Two circles have the same center O. Point X is the midpoint of segment OP. What is the ratio of the area of the circle with radius OX to the area of the circle with radius OP? Express your answer as a common fraction.

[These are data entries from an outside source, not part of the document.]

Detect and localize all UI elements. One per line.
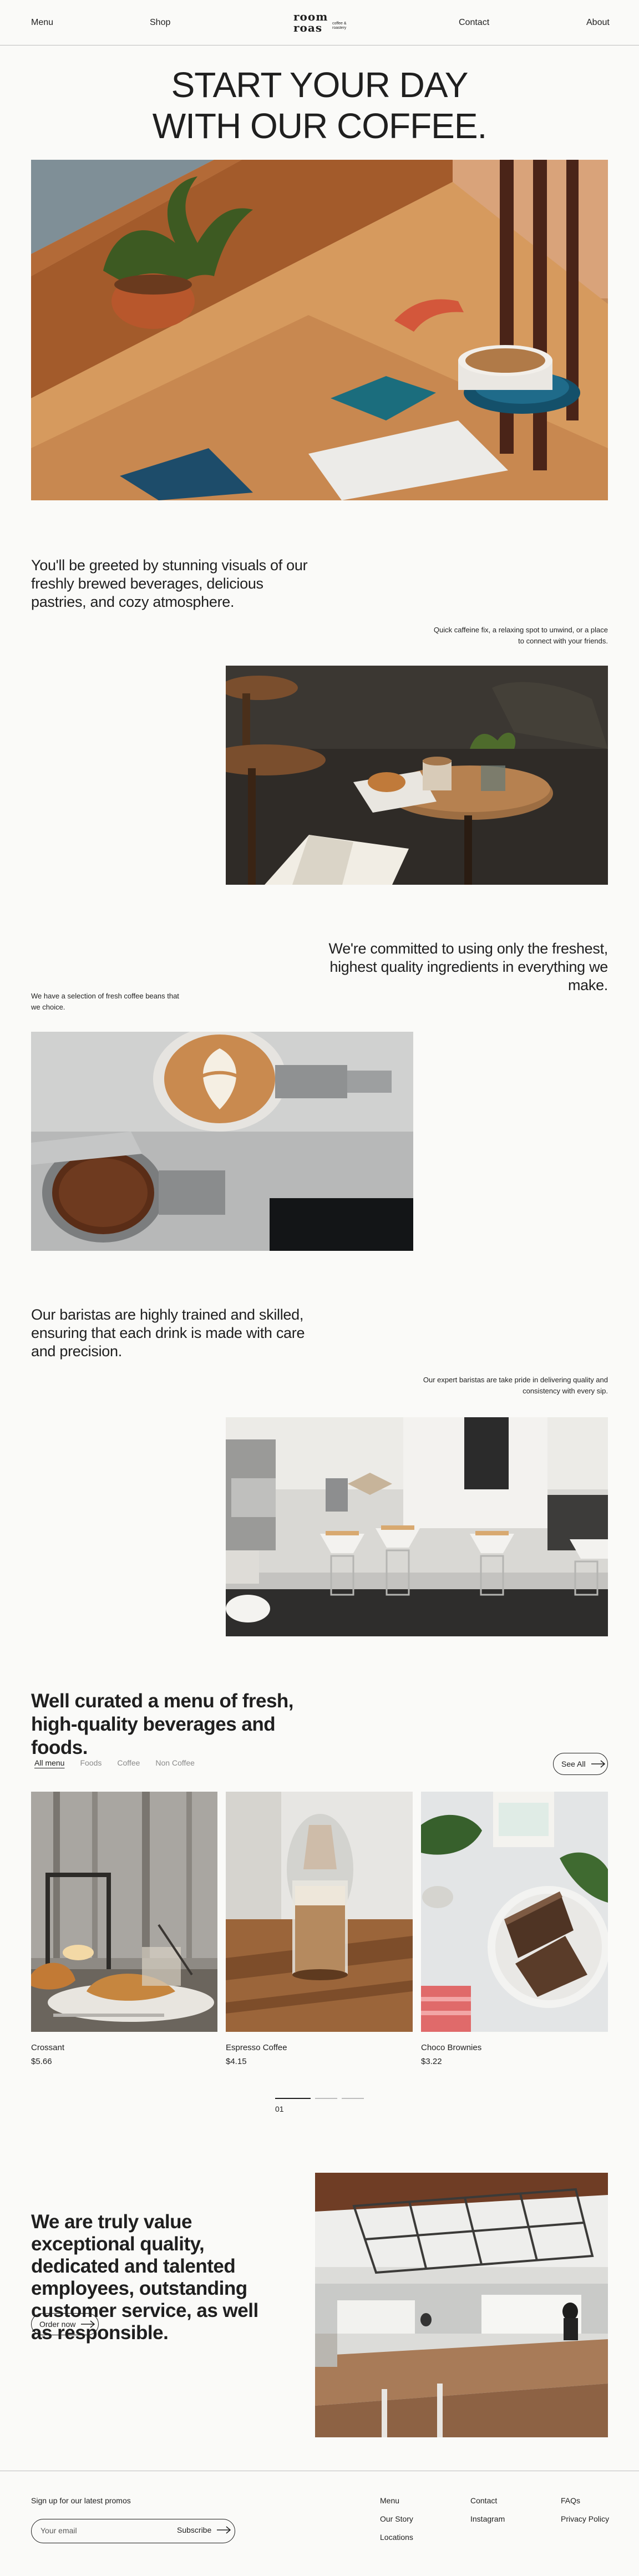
top-nav: Menu Shop room roas coffee & roastery Co…	[0, 0, 639, 45]
menu-item-name: Espresso Coffee	[226, 2043, 287, 2052]
menu-item-name: Crossant	[31, 2043, 65, 2052]
subscribe-button[interactable]: Subscribe	[177, 2526, 231, 2534]
see-all-button[interactable]: See All	[553, 1753, 608, 1775]
section-1-heading: You'll be greeted by stunning visuals of…	[31, 557, 308, 610]
hero-title-line-1: START YOUR DAY	[171, 65, 469, 105]
order-now-label: Order now	[39, 2320, 76, 2329]
hero-cafe-table-photo	[31, 160, 608, 500]
nav-about-link[interactable]: About	[586, 18, 610, 28]
section-3-heading: Our baristas are highly trained and skil…	[31, 1306, 305, 1360]
menu-section-title: Well curated a menu of fresh, high-quali…	[31, 1690, 294, 1758]
pagination-bar[interactable]	[315, 2098, 337, 2099]
section-2-heading: We're committed to using only the freshe…	[328, 940, 608, 993]
menu-card-image-croissant[interactable]	[31, 1792, 217, 2032]
logo-subtitle: coffee & roastery	[332, 22, 347, 30]
nav-contact-link[interactable]: Contact	[459, 18, 489, 28]
footer-link-locations[interactable]: Locations	[380, 2533, 413, 2542]
menu-card-image-espresso[interactable]	[226, 1792, 413, 2032]
section-3-note: Our expert baristas are take pride in de…	[423, 1376, 608, 1395]
subscribe-label: Subscribe	[177, 2526, 212, 2534]
filter-tab-all-menu[interactable]: All menu	[34, 1758, 64, 1767]
footer-link-instagram[interactable]: Instagram	[470, 2514, 505, 2523]
page: Menu Shop room roas coffee & roastery Co…	[0, 0, 639, 2576]
cafe-interior-photo	[226, 666, 608, 885]
footer-promo-text: Sign up for our latest promos	[31, 2496, 131, 2505]
arrow-right-icon	[217, 2526, 231, 2534]
section-1-note: Quick caffeine fix, a relaxing spot to u…	[433, 626, 608, 645]
cafe-space-photo	[315, 2173, 608, 2437]
footer-link-contact[interactable]: Contact	[470, 2496, 497, 2505]
logo[interactable]: room roas coffee & roastery	[293, 10, 349, 36]
footer-link-privacy-policy[interactable]: Privacy Policy	[561, 2514, 609, 2523]
menu-item-price: $3.22	[421, 2057, 442, 2066]
arrow-right-icon	[591, 1760, 605, 1768]
filter-tab-foods[interactable]: Foods	[80, 1758, 102, 1767]
barista-pour-over-photo	[226, 1417, 608, 1636]
nav-shop-link[interactable]: Shop	[150, 18, 170, 28]
filter-tab-non-coffee[interactable]: Non Coffee	[155, 1758, 195, 1767]
menu-item-price: $4.15	[226, 2057, 247, 2066]
menu-filter-tabs: All menu Foods Coffee Non Coffee	[34, 1758, 195, 1767]
pagination-bar-active[interactable]	[275, 2098, 311, 2099]
section-2-note: We have a selection of fresh coffee bean…	[31, 992, 179, 1011]
pagination-number: 01	[275, 2105, 284, 2113]
logo-line-2: roas	[293, 21, 323, 34]
footer-link-our-story[interactable]: Our Story	[380, 2514, 413, 2523]
menu-item-price: $5.66	[31, 2057, 52, 2066]
latte-art-photo	[31, 1032, 413, 1251]
order-now-button[interactable]: Order now	[31, 2313, 99, 2335]
email-input[interactable]	[40, 2526, 151, 2535]
hero-title: START YOUR DAY WITH OUR COFFEE.	[0, 64, 639, 146]
footer-link-faqs[interactable]: FAQs	[561, 2496, 580, 2505]
footer: Sign up for our latest promos Subscribe …	[0, 2471, 639, 2576]
arrow-right-icon	[81, 2320, 95, 2328]
nav-menu-link[interactable]: Menu	[31, 18, 53, 28]
pagination-bar[interactable]	[342, 2098, 364, 2099]
menu-card-image-brownies[interactable]	[421, 1792, 608, 2032]
see-all-label: See All	[561, 1759, 586, 1768]
hero-title-line-2: WITH OUR COFFEE.	[152, 106, 488, 146]
footer-link-menu[interactable]: Menu	[380, 2496, 399, 2505]
filter-tab-coffee[interactable]: Coffee	[117, 1758, 140, 1767]
logo-line-1: room	[293, 10, 328, 23]
newsletter-form: Subscribe	[31, 2519, 235, 2543]
menu-item-name: Choco Brownies	[421, 2043, 482, 2052]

I got so confused so I drew a pic....

IDK what to do from there...

tommarvoloriddle Aug 30, 2019

#1**+3 **

**Two circles have the same center O. **

**Point X is the midpoint of segment OP. **

**What is the ratio of the area of the circle with radius OX to the area of the circle with radius OP?**

\(\begin{array}{|rcll|} \hline A_1 &=& \pi \times OX^2 \\ A_2 &=& \pi \times OP^2 \\ \hline \dfrac{A_1}{A_2} &=& \dfrac{\pi\times OX^2} {\pi\times OP^2} \\\\ \dfrac{A_1}{A_2} &=& \dfrac{ OX^2} { OP^2} \quad | \quad OP = 2\times OX \\\\ \dfrac{A_1}{A_2} &=& \dfrac{ OX^2} { \left(2\times OX \right)^2} \\\\ \dfrac{A_1}{A_2} &=& \dfrac{ OX^2} { 4\times OX^2} \\\\ \mathbf{\dfrac{A_1}{A_2}} &=& \mathbf{ \dfrac{1} { 4 } } \quad \text{ or } \quad \mathbf{\dfrac{A_1}{A_2}} = \mathbf{ \left(\dfrac{1}{2}\right)^2 }\\ \hline \end{array}\)

heureka Aug 30, 2019